- Born: June 24, 1985 (age 39) Slavgorod, Altai Krai, RSFSR, Soviet Union
- Position: Defence
- Shoots: Right
- KHL team Former teams: Barys Astana Motor Barnaul Kazakhmys Satpaev Sokol Krasnoyarsk Metallurg Serov Beibarys Atyrau Yertis Pavlodar
- National team: Kazakhstan
- NHL draft: Undrafted
- Playing career: 2001–present

= Vyacheslav Tryasunov =

Vyacheslav Konstantinovich Tryasunov (Вячеслав Константинович Трясунов; born June 24, 1985) is a Kazakhstani-Russian professional ice hockey defenceman who currently plays for Barys Astana of the KHL.

== Career ==
Vyacheslav Tryasunov began his career as an ice hockey player in the youth of engine Barnaul for whose second team he gave his debut in the Russian Hockey First League, the third-highest game class of the country in the season 2001/02. Then from 2003 he was used in the first team of the club in the Russian Major League. After he played league in 2005 with the Kazakhmys Satpaev from Kazakhstan Hockey Championship he still changed during the current playing time to the league competitor Sokol Krasnoyarsk.

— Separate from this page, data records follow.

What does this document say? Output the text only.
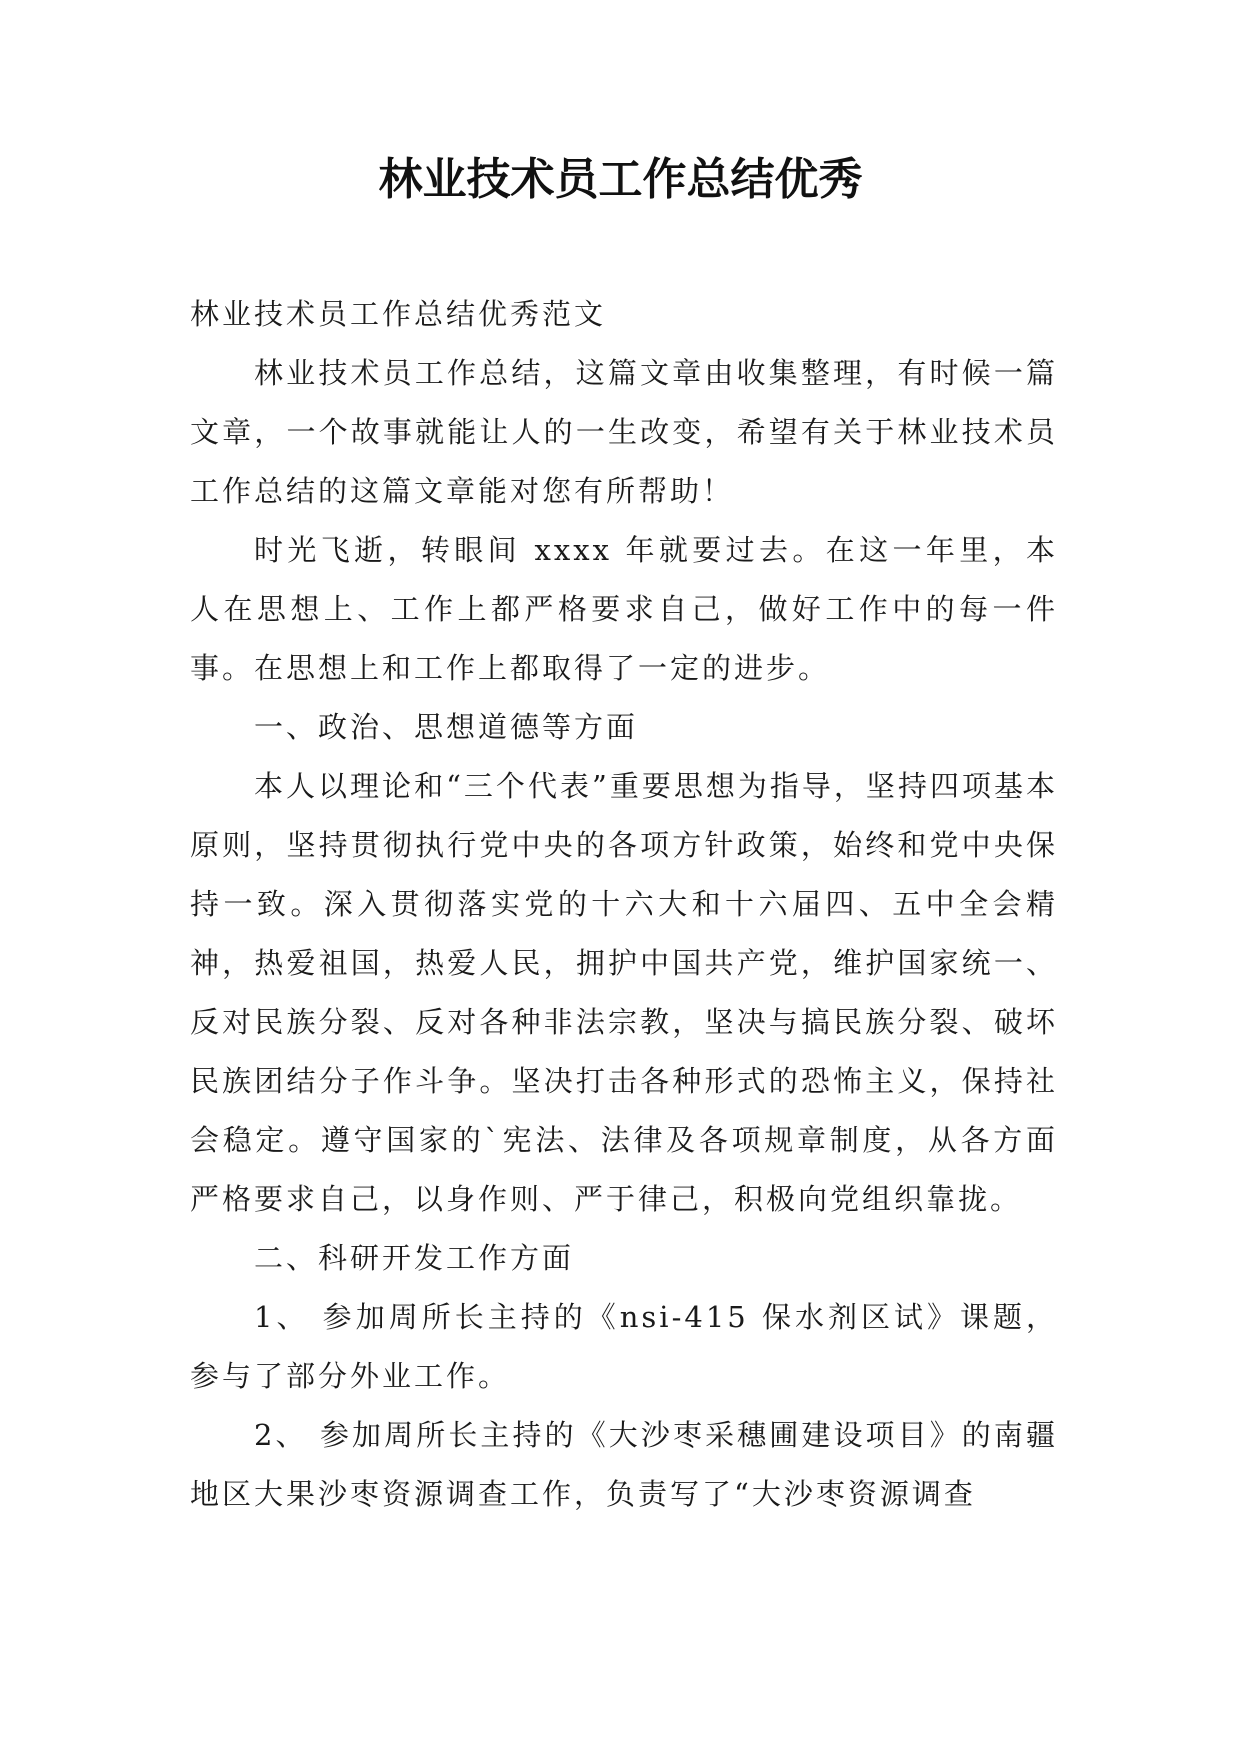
林业技术员工作总结优秀

林业技术员工作总结优秀范文

林业技术员工作总结，这篇文章由收集整理，有时候一篇文章，一个故事就能让人的一生改变，希望有关于林业技术员工作总结的这篇文章能对您有所帮助！

时光飞逝，转眼间 xxxx 年就要过去。在这一年里，本人在思想上、工作上都严格要求自己，做好工作中的每一件事。在思想上和工作上都取得了一定的进步。

一、政治、思想道德等方面

本人以理论和“三个代表”重要思想为指导，坚持四项基本原则，坚持贯彻执行党中央的各项方针政策，始终和党中央保持一致。深入贯彻落实党的十六大和十六届四、五中全会精神，热爱祖国，热爱人民，拥护中国共产党，维护国家统一、反对民族分裂、反对各种非法宗教，坚决与搞民族分裂、破坏民族团结分子作斗争。坚决打击各种形式的恐怖主义，保持社会稳定。遵守国家的`宪法、法律及各项规章制度，从各方面严格要求自己，以身作则、严于律己，积极向党组织靠拢。

二、科研开发工作方面

1、 参加周所长主持的《nsi-415 保水剂区试》课题，参与了部分外业工作。

2、 参加周所长主持的《大沙枣采穗圃建设项目》的南疆地区大果沙枣资源调查工作，负责写了“大沙枣资源调查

Afterwards three years followed with Metallurg Serov in Russian Major League. When this put in 2009 the game company, finally Tryasunov changed to Kazakhstan and joined to Beibarys Atyrau with which he became 2011 and 2012 Kazakhstan champions. In 2010 when he was a runner-up with the club, he was the best pass giver among the defensive players of the league. After five years in Atyrau he changed in 2014 for one to the Yertis Pavlodar with which he became a Kazakhstan champion once more. In 2015 he was obliged by the KHL team Barys Astana.

== Achievements ==
- 2010 - Champion of Kazakhstan with Beibarys Atyrau.
- 2011 - Champion of Kazakhstan with Beibarys Atyrau.
- 2015 - Champion of Kazakhstan with the Yertis Pavlodar.
- In 2015 promotion in the top division with the world championship of the division I, group A.